In Holy Week, we must commit to praying for those who do not yet know that Christ died for them, or cannot bring themselves to believe it.


  1. Great post, Katie. I'm glad to see you speak out on a big issue that everyone seems to ignore. Our brothers and sisters are suffering terribly in the Muslim and Communist worlds. Yet people apologize for the former group and set up shop with the latter group. We need to save these poor people, but instead we enable their oppressors while sanctimoniously finding fault with afflicted.

    As for selling the churches and the Vatican, I think these critics fail to realize who these things actually belong to - Catholics all over the world. No one own the churches; they are open to all believers, especially the poor. The Church is a sanctuary away from the utilitarian ugliness of the world.
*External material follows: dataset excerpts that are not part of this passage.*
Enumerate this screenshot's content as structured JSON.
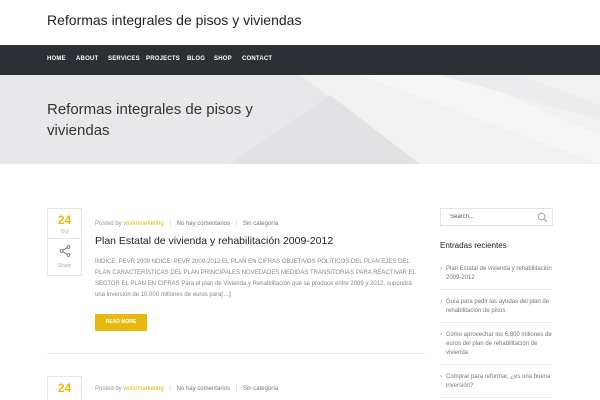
{
  "site": {
    "title": "Reformas integrales de pisos y viviendas"
  },
  "nav": {
    "items": [
      "HOME",
      "ABOUT",
      "SERVICES",
      "PROJECTS",
      "BLOG",
      "SHOP",
      "CONTACT"
    ]
  },
  "hero": {
    "title": "Reformas integrales de pisos y viviendas"
  },
  "posts": [
    {
      "day": "24",
      "month": "Oct",
      "share_label": "Share",
      "meta": {
        "posted_by_label": "Posted by",
        "author": "workimarketing",
        "comments": "No hay comentarios",
        "category": "Sin categoría"
      },
      "title": "Plan Estatal de vivienda y rehabilitación 2009-2012",
      "excerpt": "ÍNDICE: PEVR 2009 NDICE: PEVR 2009-2012 EL PLAN EN CIFRAS OBJETIVOS POLÍTICOS DEL PLAN EJES DEL PLAN CARACTERÍSTICAS DEL PLAN PRINCIPALES NOVEDADES MEDIDAS TRANSITORIAS PARA REACTIVAR EL SECTOR EL PLAN EN CIFRAS Para el plan de Vivienda y Rehabilitación que se produce entre 2009 y 2012, supondrá una inversión de 10.000 millones de euros para[…]",
      "read_more": "READ MORE"
    },
    {
      "day": "24",
      "meta": {
        "posted_by_label": "Posted by",
        "author": "workimarketing",
        "comments": "No hay comentarios",
        "category": "Sin categoría"
      }
    }
  ],
  "sidebar": {
    "search": {
      "placeholder": "Search..."
    },
    "recent_title": "Entradas recientes",
    "recent_items": [
      "Plan Estatal de vivienda y rehabilitación 2009-2012",
      "Guía para pedir las ayudas del plan de rehabilitación de pisos",
      "Cómo aprovechar los 6.800 millones de euros del plan de rehabilitación de vivienda",
      "Comprar para reformar, ¿es una buena inversión?"
    ]
  },
  "colors": {
    "accent": "#e8b80c",
    "nav_bg": "#2c2f33",
    "hero_bg": "#e8e8ea"
  },
  "icons": {
    "share": "share-icon",
    "search": "search-icon"
  }
}
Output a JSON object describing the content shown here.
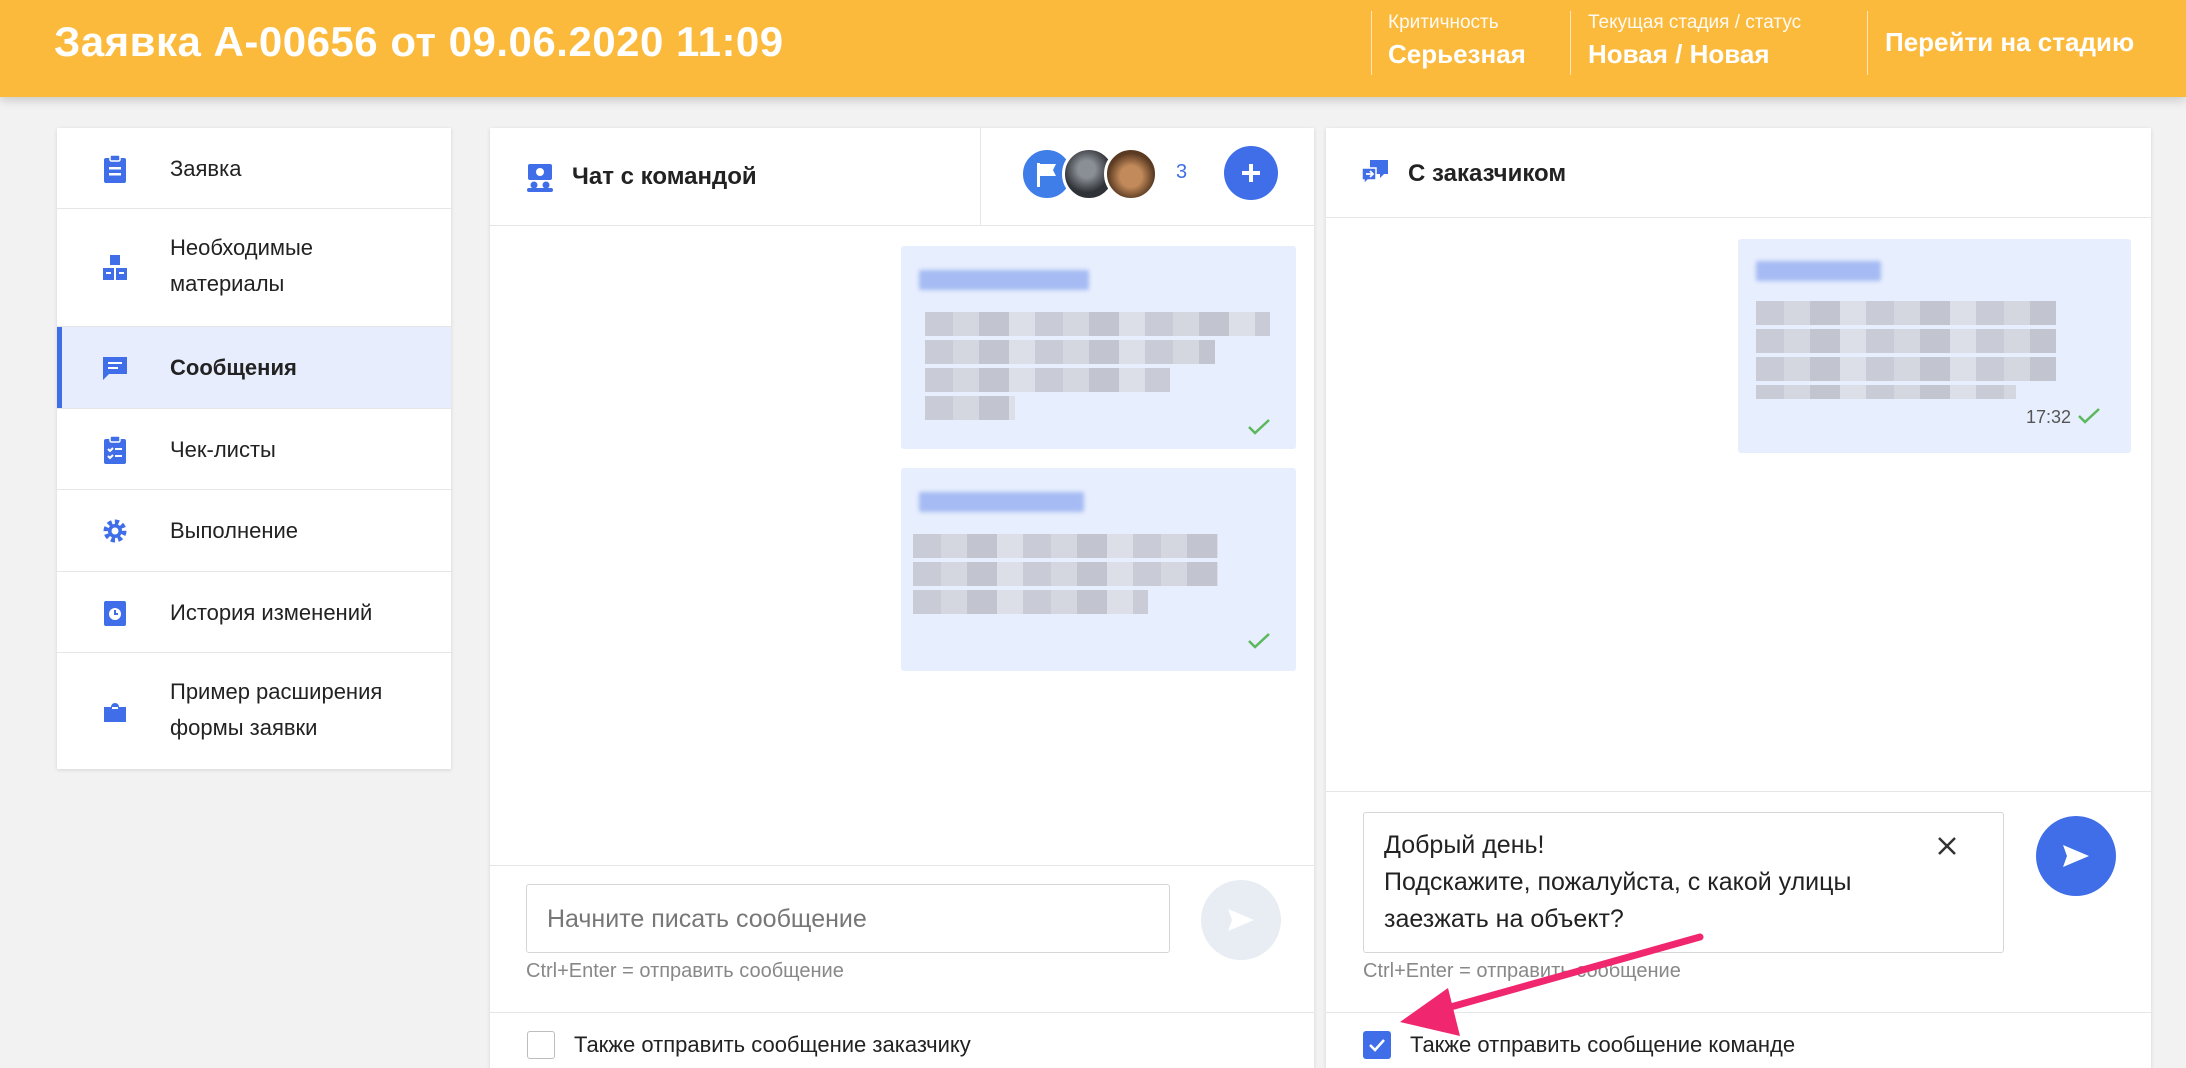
{
  "header": {
    "title": "Заявка А-00656 от 09.06.2020 11:09",
    "criticality_label": "Критичность",
    "criticality_value": "Серьезная",
    "stage_label": "Текущая стадия / статус",
    "stage_value": "Новая / Новая",
    "goto_stage": "Перейти на стадию"
  },
  "sidebar": {
    "items": [
      {
        "label": "Заявка",
        "icon": "clipboard-icon"
      },
      {
        "label_line1": "Необходимые",
        "label_line2": "материалы",
        "icon": "boxes-icon"
      },
      {
        "label": "Сообщения",
        "icon": "message-icon",
        "active": true
      },
      {
        "label": "Чек-листы",
        "icon": "checklist-icon"
      },
      {
        "label": "Выполнение",
        "icon": "gear-icon"
      },
      {
        "label": "История изменений",
        "icon": "history-icon"
      },
      {
        "label_line1": "Пример расширения",
        "label_line2": "формы заявки",
        "icon": "puzzle-icon"
      }
    ]
  },
  "team_chat": {
    "title": "Чат с командой",
    "participants_count": "3",
    "input_placeholder": "Начните писать сообщение",
    "hint": "Ctrl+Enter = отправить сообщение",
    "also_send_label": "Также отправить сообщение заказчику",
    "also_send_checked": false
  },
  "customer_chat": {
    "title": "С заказчиком",
    "message_time": "17:32",
    "input_line1": "Добрый день!",
    "input_line2": "Подскажите, пожалуйста, с какой улицы",
    "input_line3": "заезжать на объект?",
    "hint": "Ctrl+Enter = отправить сообщение",
    "also_send_label": "Также отправить сообщение команде",
    "also_send_checked": true
  },
  "colors": {
    "header": "#fbba3c",
    "accent": "#3f6ee8",
    "bubble": "#e7eefd",
    "check_green": "#5cb85c",
    "annotation_arrow": "#f0266e"
  }
}
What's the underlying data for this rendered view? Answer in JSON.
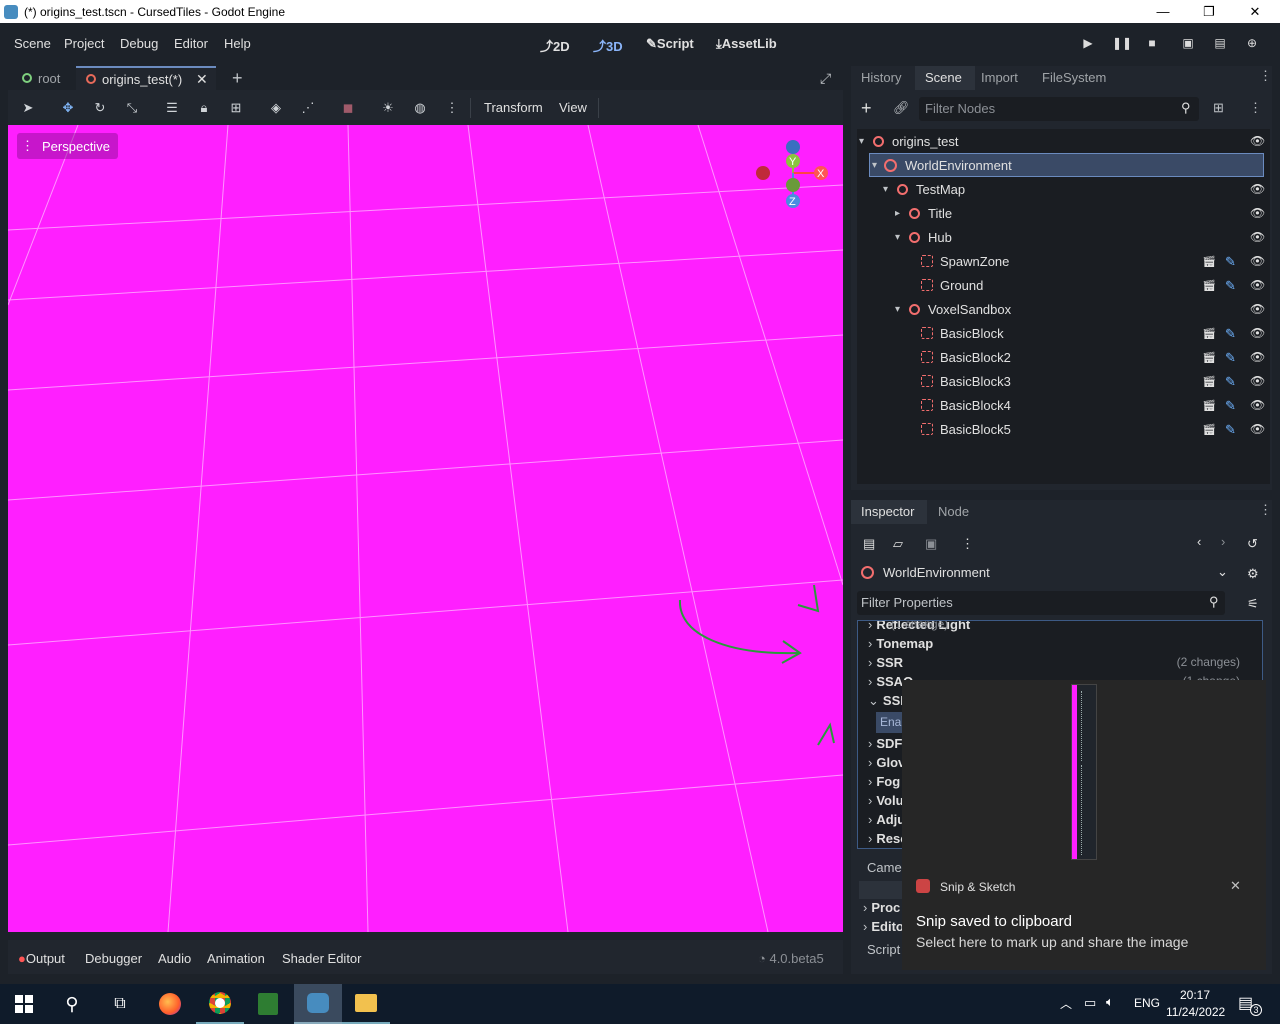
{
  "window": {
    "title": "(*) origins_test.tscn - CursedTiles - Godot Engine",
    "min": "—",
    "max": "❐",
    "close": "✕"
  },
  "menu": [
    "Scene",
    "Project",
    "Debug",
    "Editor",
    "Help"
  ],
  "workspaces": {
    "w2d": "2D",
    "w3d": "3D",
    "script": "Script",
    "assetlib": "AssetLib"
  },
  "tabs": {
    "root": "root",
    "scene": "origins_test(*)"
  },
  "toolbar": {
    "transform": "Transform",
    "view": "View"
  },
  "viewport": {
    "perspective": "Perspective",
    "bg_color": "#ff1fff",
    "gizmo": {
      "x": "X",
      "y": "Y",
      "z": "Z"
    }
  },
  "bottom": {
    "output": "Output",
    "debugger": "Debugger",
    "audio": "Audio",
    "animation": "Animation",
    "shader": "Shader Editor",
    "version": "4.0.beta5"
  },
  "dock_top": {
    "tabs": [
      "History",
      "Scene",
      "Import",
      "FileSystem"
    ],
    "filter_placeholder": "Filter Nodes",
    "nodes": [
      {
        "label": "origins_test"
      },
      {
        "label": "WorldEnvironment"
      },
      {
        "label": "TestMap"
      },
      {
        "label": "Title"
      },
      {
        "label": "Hub"
      },
      {
        "label": "SpawnZone"
      },
      {
        "label": "Ground"
      },
      {
        "label": "VoxelSandbox"
      },
      {
        "label": "BasicBlock"
      },
      {
        "label": "BasicBlock2"
      },
      {
        "label": "BasicBlock3"
      },
      {
        "label": "BasicBlock4"
      },
      {
        "label": "BasicBlock5"
      }
    ]
  },
  "inspector": {
    "tabs": [
      "Inspector",
      "Node"
    ],
    "object": "WorldEnvironment",
    "filter_placeholder": "Filter Properties",
    "sections": [
      {
        "label": "Reflected Light",
        "changes": "(1 change)"
      },
      {
        "label": "Tonemap",
        "changes": ""
      },
      {
        "label": "SSR",
        "changes": "(2 changes)"
      },
      {
        "label": "SSAO",
        "changes": "(1 change)"
      },
      {
        "label": "SSIL",
        "changes": ""
      },
      {
        "label": "Ena",
        "changes": ""
      },
      {
        "label": "SDF",
        "changes": ""
      },
      {
        "label": "Glov",
        "changes": ""
      },
      {
        "label": "Fog",
        "changes": ""
      },
      {
        "label": "Volu",
        "changes": ""
      },
      {
        "label": "Adju",
        "changes": ""
      },
      {
        "label": "Reso",
        "changes": ""
      }
    ],
    "camera": "Came",
    "proc": "Proc",
    "edito": "Edito",
    "script": "Script"
  },
  "toast": {
    "app": "Snip & Sketch",
    "title": "Snip saved to clipboard",
    "body": "Select here to mark up and share the image",
    "close": "✕"
  },
  "taskbar": {
    "lang": "ENG",
    "time": "20:17",
    "date": "11/24/2022",
    "notif": "3"
  }
}
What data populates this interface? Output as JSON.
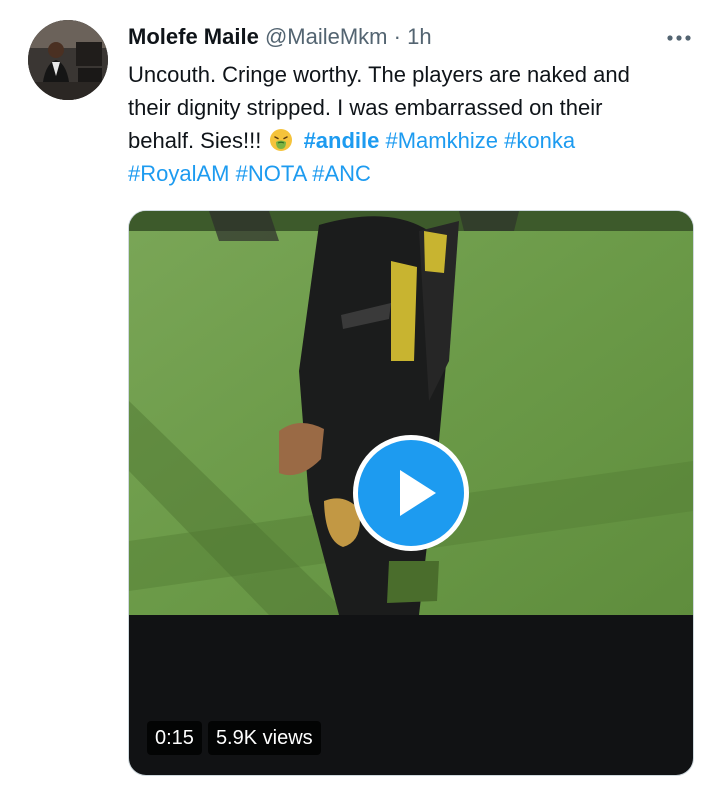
{
  "tweet": {
    "author": {
      "display_name": "Molefe Maile",
      "handle": "@MaileMkm",
      "separator": "·",
      "time": "1h"
    },
    "more_icon": "more-horizontal-icon",
    "text": {
      "line1": "Uncouth. Cringe worthy. The players are naked and",
      "line2": "their dignity stripped. I was embarrassed on their",
      "line3": "behalf. Sies!!!",
      "emoji": "nauseated-face-emoji",
      "hashtags": [
        "#andile",
        "#Mamkhize",
        "#konka",
        "#RoyalAM",
        "#NOTA",
        "#ANC"
      ]
    },
    "video": {
      "duration": "0:15",
      "views": "5.9K views",
      "play_icon": "play-icon"
    },
    "colors": {
      "accent": "#1d9bf0",
      "text": "#0f1419",
      "secondary": "#536471",
      "grass": "#6f9e4a",
      "video_bg": "#111214"
    }
  }
}
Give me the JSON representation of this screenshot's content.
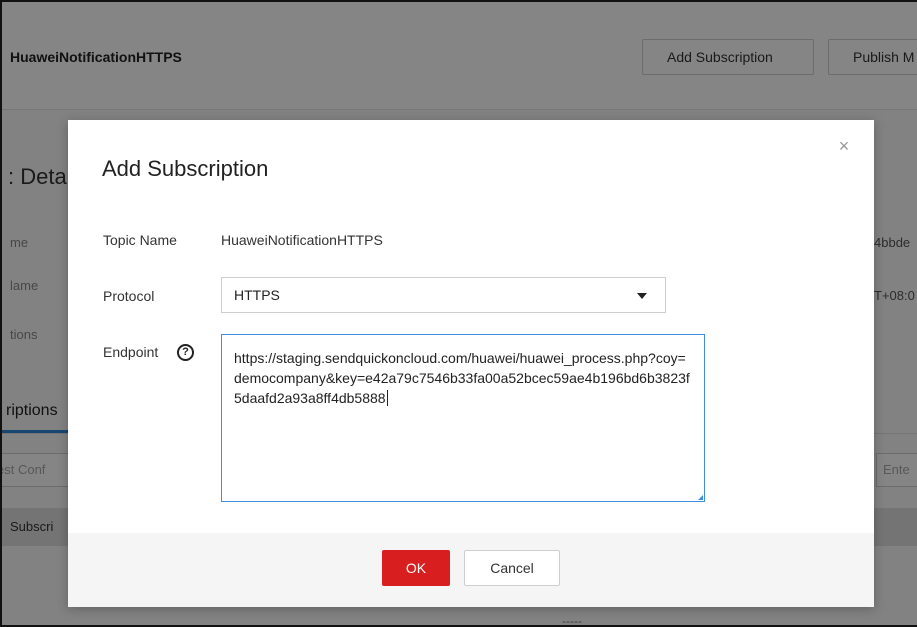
{
  "page": {
    "topic_title": "HuaweiNotificationHTTPS",
    "buttons": {
      "add_subscription": "Add Subscription",
      "publish_message": "Publish M"
    },
    "section_heading": ": Deta",
    "left_labels": [
      "me",
      "lame",
      "tions"
    ],
    "right_values": [
      "4bbde",
      "T+08:0"
    ],
    "tab_label": "riptions",
    "filter_left": "est Conf",
    "filter_right": "Ente",
    "table_header": "Subscri",
    "footer_fragment": "-----"
  },
  "dialog": {
    "title": "Add Subscription",
    "close_icon": "×",
    "fields": {
      "topic_name_label": "Topic Name",
      "topic_name_value": "HuaweiNotificationHTTPS",
      "protocol_label": "Protocol",
      "protocol_value": "HTTPS",
      "endpoint_label": "Endpoint",
      "endpoint_help_icon": "?",
      "endpoint_value": "https://staging.sendquickoncloud.com/huawei/huawei_process.php?coy=democompany&key=e42a79c7546b33fa00a52bcec59ae4b196bd6b3823f5daafd2a93a8ff4db5888"
    },
    "footer": {
      "ok_label": "OK",
      "cancel_label": "Cancel"
    }
  },
  "colors": {
    "accent_blue": "#2f86d6",
    "ok_red": "#d81e1e",
    "overlay": "rgba(0,0,0,0.48)"
  }
}
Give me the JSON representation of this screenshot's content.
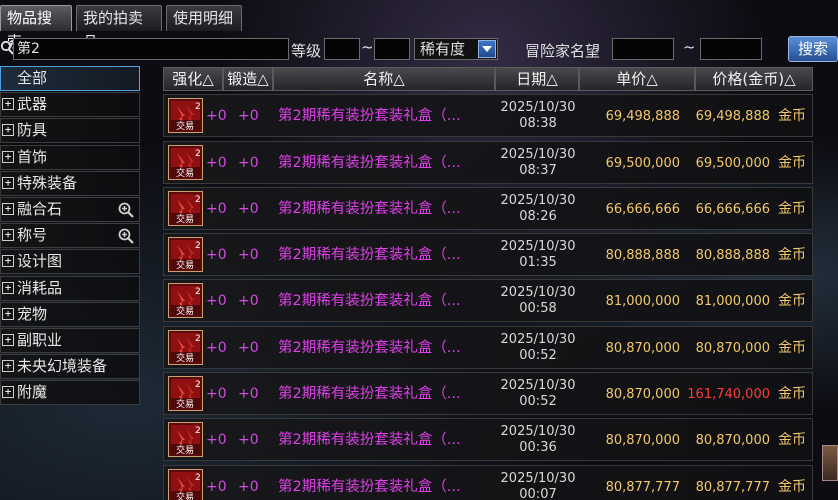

It is the one place where the poor and needy family can experience something beautiful, clean, and godly. To whom should we sell it? Big business? Big government? Then where will the poor go to pray and worship? The tenements where they live--away from the rest of the world?

    Besides, the Vatican and other famous Catholic sites raise tons of money for the poor and bring loads of business to the surrounding communities. Who would even bother going to Rome without the churches, or Paris for that matter? I doubt anyone would feel drawn to the eyesore apartment blocks where the poor actually dwell. People who think it'd be smart to sell artwork and churches are simply ignorant and cowardly. They take cheap shots at the Catholic Church, who will take it kindly, and let the real villains destroy society.

  2. If the church ever sold its "riches", then the rich would get richer and the poor would get poorer.